1. Karantenan Gunung Sawal.

Karantenan Gunung Sawal menjadi pusat kerajaan semasa Panjalu menjadi daerah Kebataraaan, yaitu semasa Batara Tesnajati, Batara Layah dan Batara Karimun Putih. Di Karantenan Gunung Sawal ini terdapat mata air suci dan sebuah artefak batu pipih berukuran kira-kira 1,7 m x 1,5 m. Batu ini kemungkinan digunakan sebagai sarana upacara keagamaan, termasuk penobatan raja-raja Panjalu bahkan mungkin penobatan Maharaja Sunda.


2. Dayeuhluhur Maparah.

Dayeuhluhur menjadi pusat pemerintahan sejak masa Prabu Sanghyang Ranggagumilang sampai dengan Prabu Sanghyang Cakradewa. Tidak jauh dari dayeuhluhur terdapat hutan larangan Cipanjalu yang menjadi tempat bersemadi raja-raja Panjalu. Konon Presiden I RI Soekarno juga pernah berziarah ke tempat ini sewaktu mudanya untuk mencari petunjuk Tuhan.


3. Nusa Larang.

Prabu Sanghyang Borosngora memindahkan kediaman raja dari Dayeuhluhur ke Nusalarang. Nusa Larang adalah sebuah pulau yang terdapat di tengah-tengah Situ Lengkong. Dinamai juga Nusa Gede karena pada jaman dulu ada juga pulau yang lebih kecil bernama Nusa Pakel (sekarang sudah tidak ada karena menyatu dengan daratan sehingga menyerupai tanjung). Untuk menyeberangi situ menuju Istana Nusa Larang dibangun sebuah Cukang Padung (jembatan) yang dijaga oleh Gulang-gulang (penjaga gerbang) bernama Apun Otek.
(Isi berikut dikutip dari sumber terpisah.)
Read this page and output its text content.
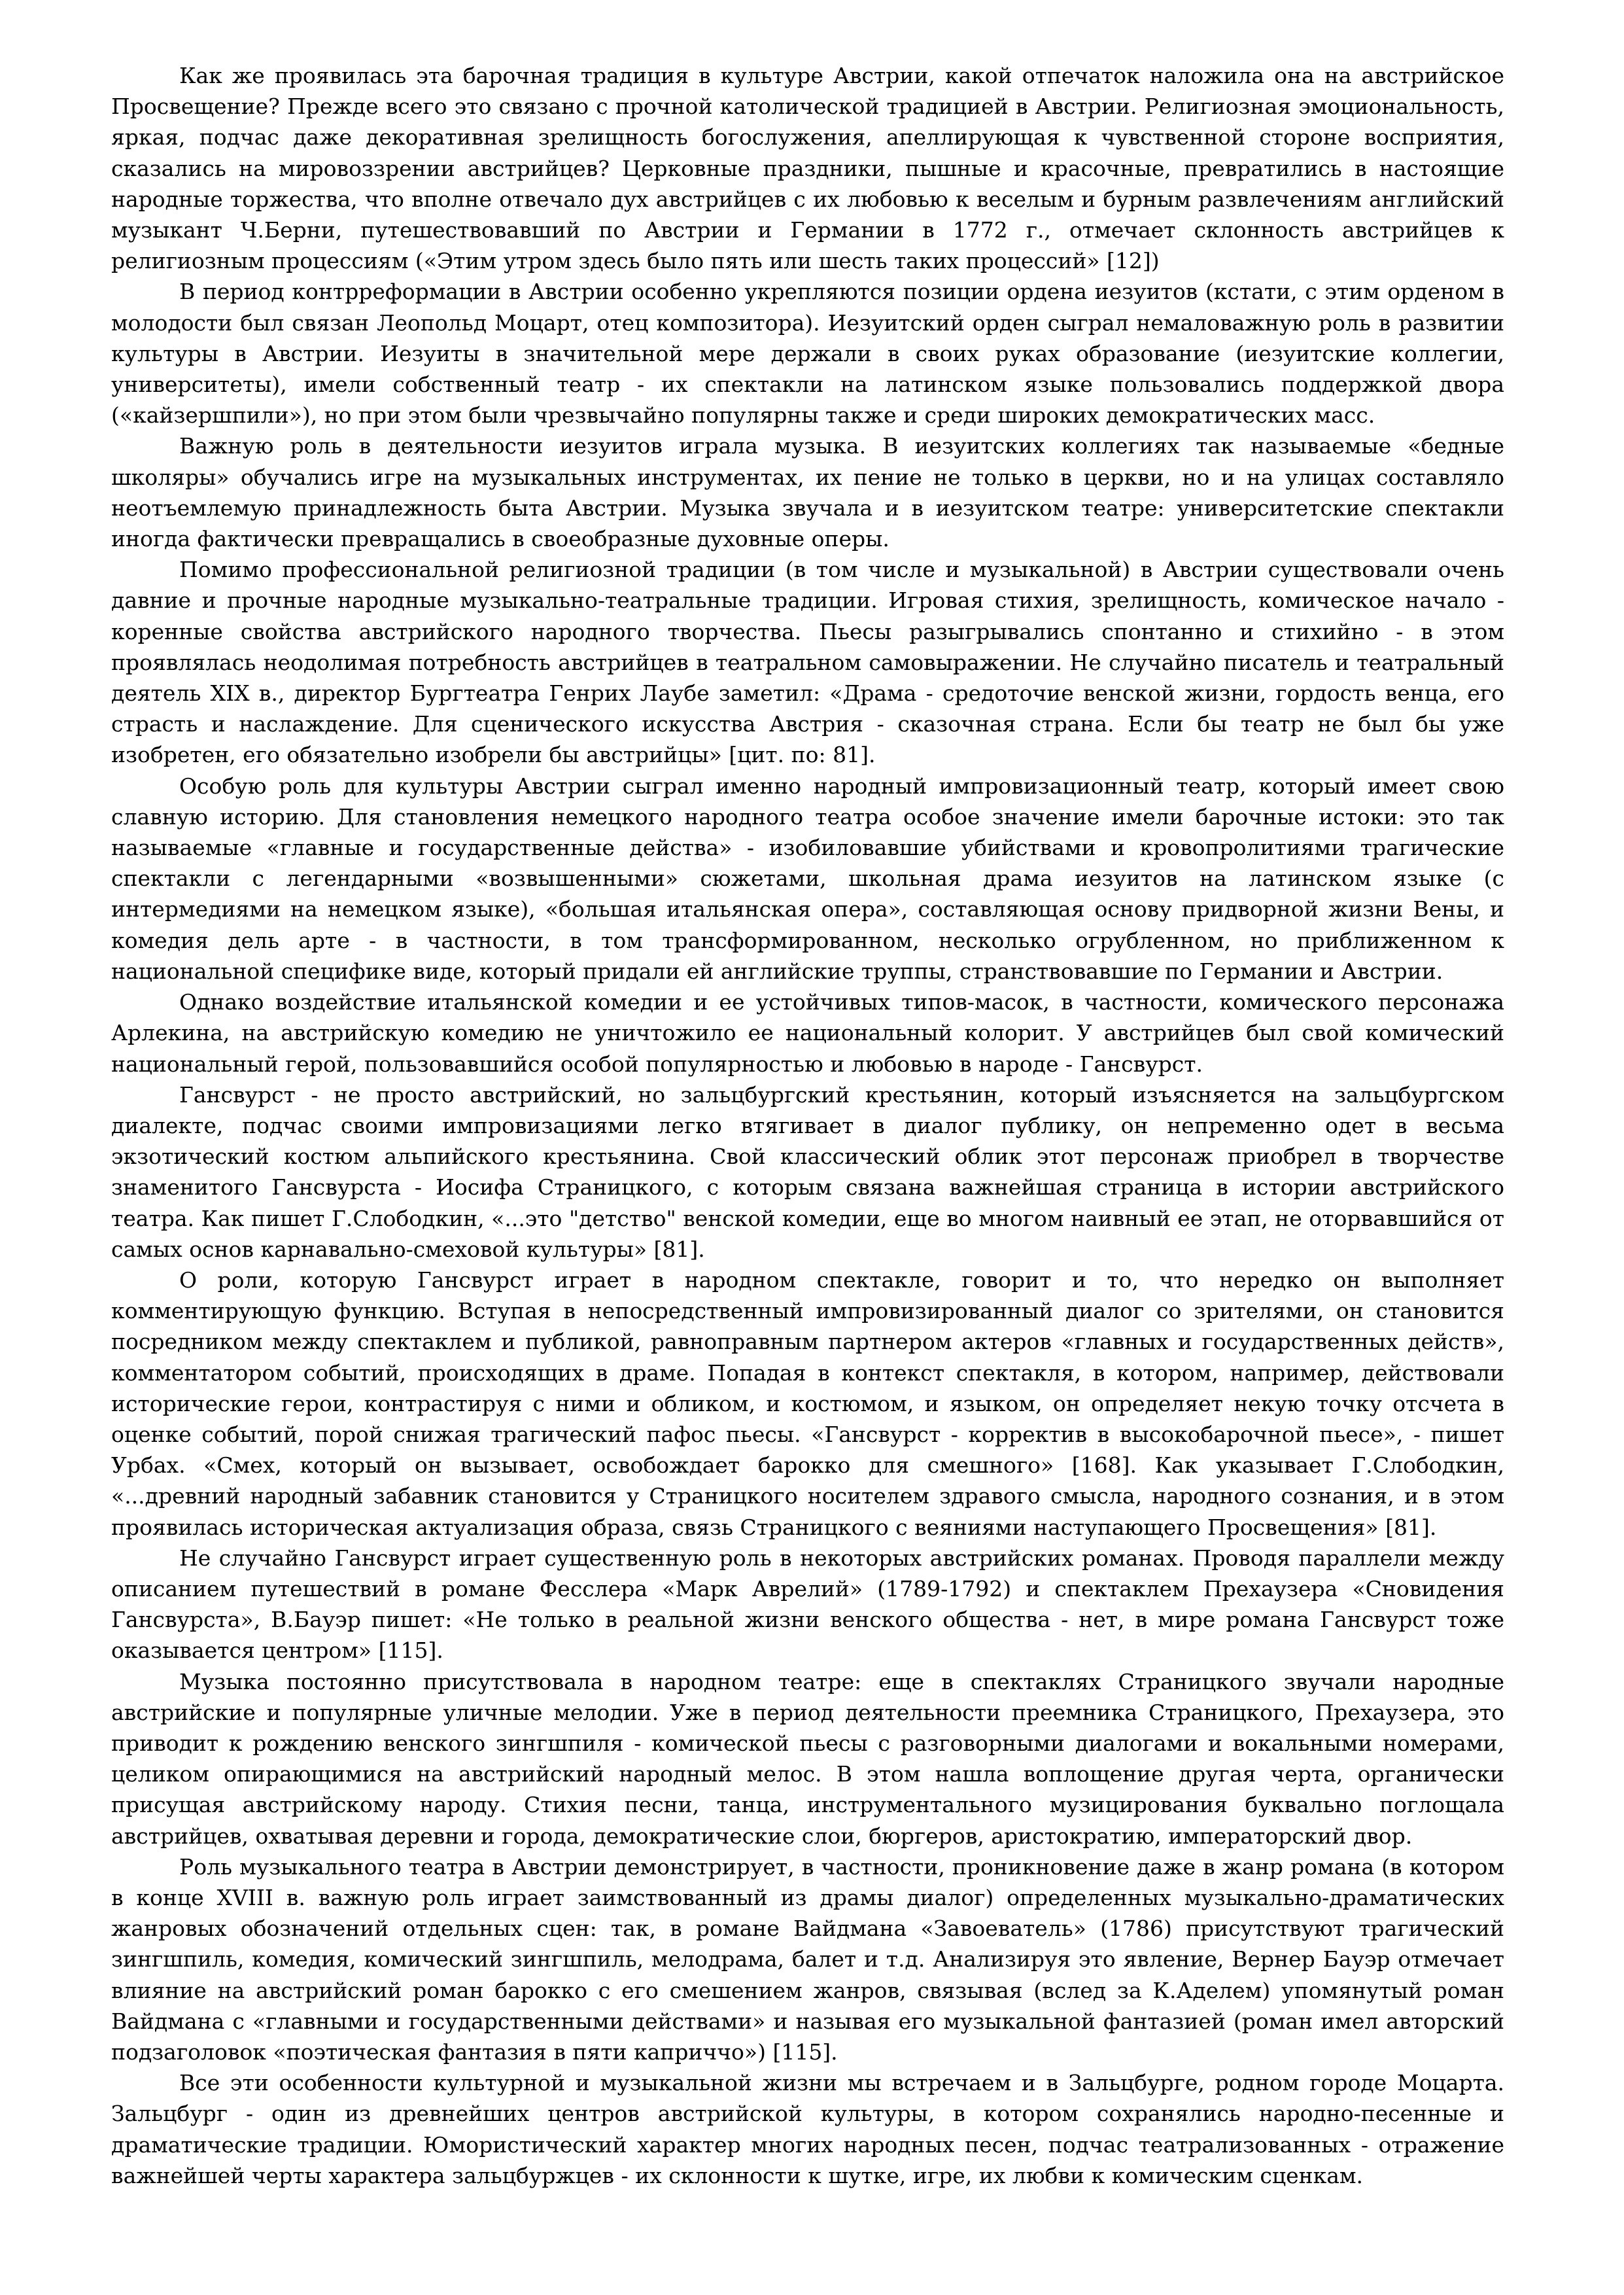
Как же проявилась эта барочная традиция в культуре Австрии, какой отпечаток наложила она на австрийское Просвещение? Прежде всего это связано с прочной католической традицией в Австрии. Религиозная эмоциональность, яркая, подчас даже декоративная зрелищность богослужения, апеллирующая к чувственной стороне восприятия, сказались на мировоззрении австрийцев? Церковные праздники, пышные и красочные, превратились в настоящие народные торжества, что вполне отвечало дух австрийцев с их любовью к веселым и бурным развлечениям английский музыкант Ч.Берни, путешествовавший по Австрии и Германии в 1772 г., отмечает склонность австрийцев к религиозным процессиям («Этим утром здесь было пять или шесть таких процессий» [12])

В период контрреформации в Австрии особенно укрепляются позиции ордена иезуитов (кстати, с этим орденом в молодости был связан Леопольд Моцарт, отец композитора). Иезуитский орден сыграл немаловажную роль в развитии культуры в Австрии. Иезуиты в значительной мере держали в своих руках образование (иезуитские коллегии, университеты), имели собственный театр - их спектакли на латинском языке пользовались поддержкой двора («кайзершпили»), но при этом были чрезвычайно популярны также и среди широких демократических масс.

Важную роль в деятельности иезуитов играла музыка. В иезуитских коллегиях так называемые «бедные школяры» обучались игре на музыкальных инструментах, их пение не только в церкви, но и на улицах составляло неотъемлемую принадлежность быта Австрии. Музыка звучала и в иезуитском театре: университетские спектакли иногда фактически превращались в своеобразные духовные оперы.

Помимо профессиональной религиозной традиции (в том числе и музыкальной) в Австрии существовали очень давние и прочные народные музыкально-театральные традиции. Игровая стихия, зрелищность, комическое начало - коренные свойства австрийского народного творчества. Пьесы разыгрывались спонтанно и стихийно - в этом проявлялась неодолимая потребность австрийцев в театральном самовыражении. Не случайно писатель и театральный деятель XIX в., директор Бургтеатра Генрих Лаубе заметил: «Драма - средоточие венской жизни, гордость венца, его страсть и наслаждение. Для сценического искусства Австрия - сказочная страна. Если бы театр не был бы уже изобретен, его обязательно изобрели бы австрийцы» [цит. по: 81].

Особую роль для культуры Австрии сыграл именно народный импровизационный театр, который имеет свою славную историю. Для становления немецкого народного театра особое значение имели барочные истоки: это так называемые «главные и государственные действа» - изобиловавшие убийствами и кровопролитиями трагические спектакли с легендарными «возвышенными» сюжетами, школьная драма иезуитов на латинском языке (с интермедиями на немецком языке), «большая итальянская опера», составляющая основу придворной жизни Вены, и комедия дель арте - в частности, в том трансформированном, несколько огрубленном, но приближенном к национальной специфике виде, который придали ей английские труппы, странствовавшие по Германии и Австрии.

Однако воздействие итальянской комедии и ее устойчивых типов-масок, в частности, комического персонажа Арлекина, на австрийскую комедию не уничтожило ее национальный колорит. У австрийцев был свой комический национальный герой, пользовавшийся особой популярностью и любовью в народе - Гансвурст.

Гансвурст - не просто австрийский, но зальцбургский крестьянин, который изъясняется на зальцбургском диалекте, подчас своими импровизациями легко втягивает в диалог публику, он непременно одет в весьма экзотический костюм альпийского крестьянина. Свой классический облик этот персонаж приобрел в творчестве знаменитого Гансвурста - Иосифа Страницкого, с которым связана важнейшая страница в истории австрийского театра. Как пишет Г.Слободкин, «...это "детство" венской комедии, еще во многом наивный ее этап, не оторвавшийся от самых основ карнавально-смеховой культуры» [81].

О роли, которую Гансвурст играет в народном спектакле, говорит и то, что нередко он выполняет комментирующую функцию. Вступая в непосредственный импровизированный диалог со зрителями, он становится посредником между спектаклем и публикой, равноправным партнером актеров «главных и государственных действ», комментатором событий, происходящих в драме. Попадая в контекст спектакля, в котором, например, действовали исторические герои, контрастируя с ними и обликом, и костюмом, и языком, он определяет некую точку отсчета в оценке событий, порой снижая трагический пафос пьесы. «Гансвурст - корректив в высокобарочной пьесе», - пишет Урбах. «Смех, который он вызывает, освобождает барокко для смешного» [168]. Как указывает Г.Слободкин, «...древний народный забавник становится у Страницкого носителем здравого смысла, народного сознания, и в этом проявилась историческая актуализация образа, связь Страницкого с веяниями наступающего Просвещения» [81].

Не случайно Гансвурст играет существенную роль в некоторых австрийских романах. Проводя параллели между описанием путешествий в романе Фесслера «Марк Аврелий» (1789-1792) и спектаклем Прехаузера «Сновидения Гансвурста», В.Бауэр пишет: «Не только в реальной жизни венского общества - нет, в мире романа Гансвурст тоже оказывается центром» [115].

Музыка постоянно присутствовала в народном театре: еще в спектаклях Страницкого звучали народные австрийские и популярные уличные мелодии. Уже в период деятельности преемника Страницкого, Прехаузера, это приводит к рождению венского зингшпиля - комической пьесы с разговорными диалогами и вокальными номерами, целиком опирающимися на австрийский народный мелос. В этом нашла воплощение другая черта, органически присущая австрийскому народу. Стихия песни, танца, инструментального музицирования буквально поглощала австрийцев, охватывая деревни и города, демократические слои, бюргеров, аристократию, императорский двор.

Роль музыкального театра в Австрии демонстрирует, в частности, проникновение даже в жанр романа (в котором в конце XVIII в. важную роль играет заимствованный из драмы диалог) определенных музыкально-драматических жанровых обозначений отдельных сцен: так, в романе Вайдмана «Завоеватель» (1786) присутствуют трагический зингшпиль, комедия, комический зингшпиль, мелодрама, балет и т.д. Анализируя это явление, Вернер Бауэр отмечает влияние на австрийский роман барокко с его смешением жанров, связывая (вслед за К.Аделем) упомянутый роман Вайдмана с «главными и государственными действами» и называя его музыкальной фантазией (роман имел авторский подзаголовок «поэтическая фантазия в пяти каприччо») [115].

Все эти особенности культурной и музыкальной жизни мы встречаем и в Зальцбурге, родном городе Моцарта. Зальцбург - один из древнейших центров австрийской культуры, в котором сохранялись народно-песенные и драматические традиции. Юмористический характер многих народных песен, подчас театрализованных - отражение важнейшей черты характера зальцбуржцев - их склонности к шутке, игре, их любви к комическим сценкам.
Sementara Nusa Pakel dijadikan Tamansari dan Hujung Winangun dibangun Kepatihan untuk Patih Panji Barani.


4. Dayeuh Nagasari.

Dayeuh Nagasari dijadikan kediaman raja pada masa pemerintahan Prabu Hariang Kancana sampai dengan pemerintahan bupati Raden Arya Wirabaya.


5. Dayeuh Panjalu.

Raden Tumenggung Wirapraja kemudian memindahkan kediaman bupati ke Dayeuh Panjalu sekarang.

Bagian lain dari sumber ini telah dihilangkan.